Communication in a couple essentially means sharing yourself with your partner and sharing is always a two-way street. You cannot share about yourself and close yourself up when your partner wants to do the same. Now you might say, “I don’t do that!”. But every single time you’ve responded with “Oh, that’s not such a big deal” / “This is hardly anything compared to what I’m going through” / “Okay, what’s done is done, move on” then you’ve unconsciously shut down their lane of communication. And this is just one of the many unconscious communication mistakes we make when connecting with our partners. Read on to find out some more!
Focusing only on verbal input. True communication includes both verbal and non-verbal signals. However, while living with our partners for some time, we start overlooking the non-verbal cues they send us, and tend to zero in on the verbal communication coming from them, especially during an argument. If you just finished a huge argument with your partner and are seething with anger, just take a deep breath and try to think back over a few days – leading to the build-up of the recent argument. Was your partner giving you some non-verbal signs that he/she was craving more closeness, or wanting to talk, or trying to share something going on with him/her? They could be anything from coming to sit by you when you’re working, trying to hug you from behind, striking a conversation about work etc.

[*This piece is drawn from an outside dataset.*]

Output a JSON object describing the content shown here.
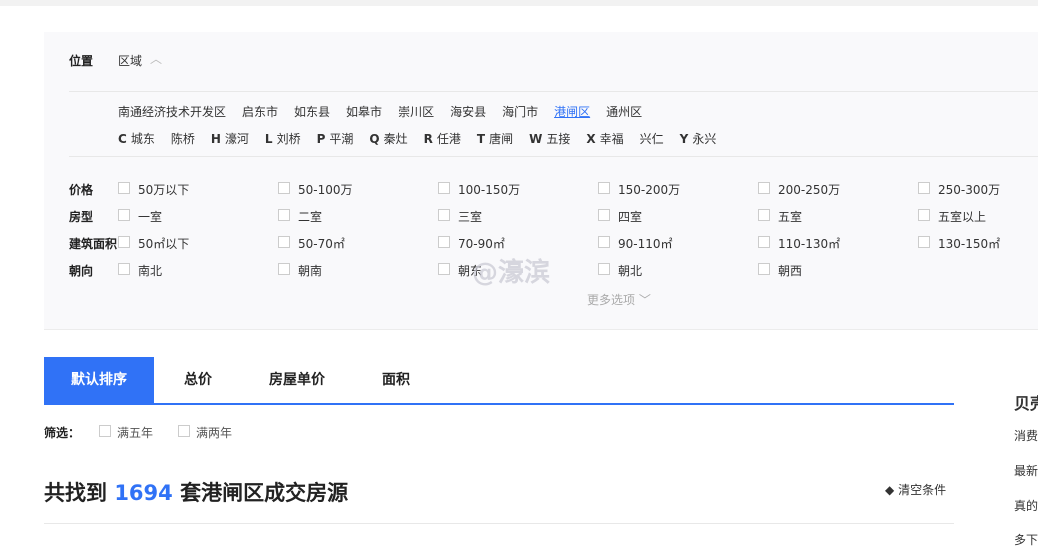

Mind reading. How many times has it happened that your partner started to explain something and you said “I know what you want to say…”? This is the cognitive error called “mind reading” where a spouse assumes he/she understands what the partner is thinking or saying. Never forget that you and your partner grew up in different lives before you met each other and for everything that you have a perspective, he/she probably has a different one. When you say that you ‘know’ what they are going to say, you basically make them feel like they harp on the same things repeatedly, and that you’re too closed-minded to even give them a chance to present their point.
Over-compensation for imagined ‘attacks’. This draws from the mind-reading point above somewhat. Sometimes in an argument or even in a normal conversation something strikes us and we presume that our partner is taunting/rejecting/invalidating something about us and we lash back with vehemence at this presumed attack at our identity. This leads to a self-fulfilling prophecy of sorts and the partner indeed ends up saying what we feared they were saying in the first place. To avoid this, the moment you feel your defensive heckles rising, stop yourself and calmly ask your partner “I feel like you’re trying to say xyz…is that so?”

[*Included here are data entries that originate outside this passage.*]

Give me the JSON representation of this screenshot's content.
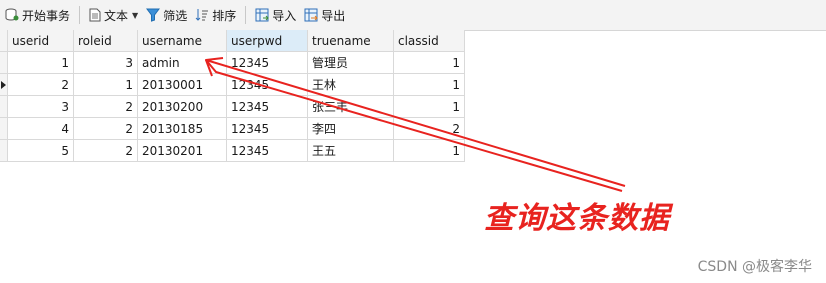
{
  "toolbar": {
    "begin_transaction": "开始事务",
    "text": "文本",
    "filter": "筛选",
    "sort": "排序",
    "import": "导入",
    "export": "导出"
  },
  "table": {
    "columns": [
      "userid",
      "roleid",
      "username",
      "userpwd",
      "truename",
      "classid"
    ],
    "rows": [
      [
        "1",
        "3",
        "admin",
        "12345",
        "管理员",
        "1"
      ],
      [
        "2",
        "1",
        "20130001",
        "12345",
        "王林",
        "1"
      ],
      [
        "3",
        "2",
        "20130200",
        "12345",
        "张三丰",
        "1"
      ],
      [
        "4",
        "2",
        "20130185",
        "12345",
        "李四",
        "2"
      ],
      [
        "5",
        "2",
        "20130201",
        "12345",
        "王五",
        "1"
      ]
    ],
    "selected_column": "userpwd",
    "current_row": 2
  },
  "annotation": {
    "text": "查询这条数据",
    "color": "#e8231f"
  },
  "watermark": "CSDN @极客李华",
  "colors": {
    "toolbar_bg": "#f3f3f3",
    "header_bg": "#f4f4f4",
    "selected_header": "#dcecf8",
    "arrow": "#e8231f"
  }
}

Mistaking emotions for convictions. Human emotions are instinctive, often biological, responses to our interpretations of events. They are intense but fleeting and if we let them guide our behaviour, sometimes we end up with regrets. The same principle applies to interpreting what your partner is saying when he/she is emotionally charged. One of the common mistakes we make in communication is to assume that his/her emotional verbalisations are his/her permanent attitudes and beliefs. To counter an explosive response from yourself, ask our partner “is this what you’re FEELING right now, or is this what you normally believe?”.
Letting others speak for you. The most damaging communication mistake you can make with your partner is to allow your parents or well-wishers to intervene on your behalf! Trust us when we tell you, no matter how much your parents love you, they can never put themselves in your or your partner’s shoes. You will only end up making your partner feel cornered and targeted which will manifest itself as bitterness and resentment or withdrawal in the future. Studies on communication between couples says “It is important that both partners realize that their relationship takes precedence over that with their parents and that communication with parents should never include negative information about the partner since it should be taken up with the spouse” (Drakeford, Games). Words to live by, we say!
Although there are a lot if nuances in the delicate balance of communication between a couple, but if you can just keep these five pointers in mind, reduce these 5 communication mistakes, you can establish an unshakeable bridge between you and your partner! Happy communicating!